Endocarditis caused by Mycobacterium tuberculosis

Maryam Rafiee, Fatemeh Nemati Shahri, Omid Pouresmaeil, Reza Ahmadi, Reyhaneh Noorizadeh, Jalal Mardaneh


Mycobacterium tuberculosis (TB) is a worldwide danger to human health, with the potential to spread to all parts of the body, including the heart. Tuberculous endocarditis (TBE) is a rare form of tuberculosis that is often associated with miliary TB and the replacement of an infected prosthetic or native valve. Despite advances in the diagnosis of tuberculosis, extrapulmonary tuberculosis remains a challenge due to its difficulty in diagnosis. In most cases, TBE is only detected post-mortem. In order to better manage TBE in the future, there is a need to accelerate and develop more accurate diagnostic methods. This review paper looks at the literature on TBE from 1970 to 2021. The diagnosis of TBE is complicated by the fact that the symptoms can vary greatly depending on the individual, and the disease can remain asymptomatic for long periods of time.

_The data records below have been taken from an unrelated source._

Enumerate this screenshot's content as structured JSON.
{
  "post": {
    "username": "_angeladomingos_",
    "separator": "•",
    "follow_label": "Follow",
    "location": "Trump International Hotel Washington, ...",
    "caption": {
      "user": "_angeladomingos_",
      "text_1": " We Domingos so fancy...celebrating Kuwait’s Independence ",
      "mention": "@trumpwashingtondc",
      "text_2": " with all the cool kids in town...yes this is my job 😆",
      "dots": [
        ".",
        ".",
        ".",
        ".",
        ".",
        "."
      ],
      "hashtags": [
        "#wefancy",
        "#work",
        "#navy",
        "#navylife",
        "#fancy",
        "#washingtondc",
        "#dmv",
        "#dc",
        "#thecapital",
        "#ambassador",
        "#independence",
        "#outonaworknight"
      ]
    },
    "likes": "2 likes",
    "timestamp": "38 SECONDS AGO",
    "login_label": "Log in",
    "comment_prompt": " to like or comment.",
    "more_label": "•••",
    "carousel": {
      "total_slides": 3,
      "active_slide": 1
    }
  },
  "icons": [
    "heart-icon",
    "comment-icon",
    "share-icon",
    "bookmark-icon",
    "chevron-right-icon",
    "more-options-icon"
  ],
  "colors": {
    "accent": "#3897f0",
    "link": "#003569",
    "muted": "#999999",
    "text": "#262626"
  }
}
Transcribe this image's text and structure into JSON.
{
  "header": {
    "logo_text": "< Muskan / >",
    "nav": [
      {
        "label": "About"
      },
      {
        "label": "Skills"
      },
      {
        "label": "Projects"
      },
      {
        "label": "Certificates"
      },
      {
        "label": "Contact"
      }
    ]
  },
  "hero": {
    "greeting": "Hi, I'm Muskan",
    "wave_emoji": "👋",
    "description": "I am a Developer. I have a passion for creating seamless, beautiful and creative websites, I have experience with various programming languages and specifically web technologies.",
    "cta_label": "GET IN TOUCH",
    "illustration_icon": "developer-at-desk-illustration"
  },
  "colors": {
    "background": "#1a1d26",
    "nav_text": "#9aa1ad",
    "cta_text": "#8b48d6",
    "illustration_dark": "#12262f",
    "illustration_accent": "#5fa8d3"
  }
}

The most common symptoms of TBE include fever, fatigue, joint pain, and an irregular heartbeat. Other symptoms can include chest pain, shortness of breath, and swelling of the extremities. Diagnosis is often made through a combination of physical examination, laboratory tests, and imaging. Treatment usually involves a combination of antibiotics and surgery. In some cases, valve replacement may be necessary. It is important to note that the prognosis of TBE is variable and depends on the individual's overall health, the stage of the disease, and the type of treatment received. Better management of TBE in the future requires acceleration and evolution of diagnostic methods. In this study, we review the literature on TBE from 1970 to 2021.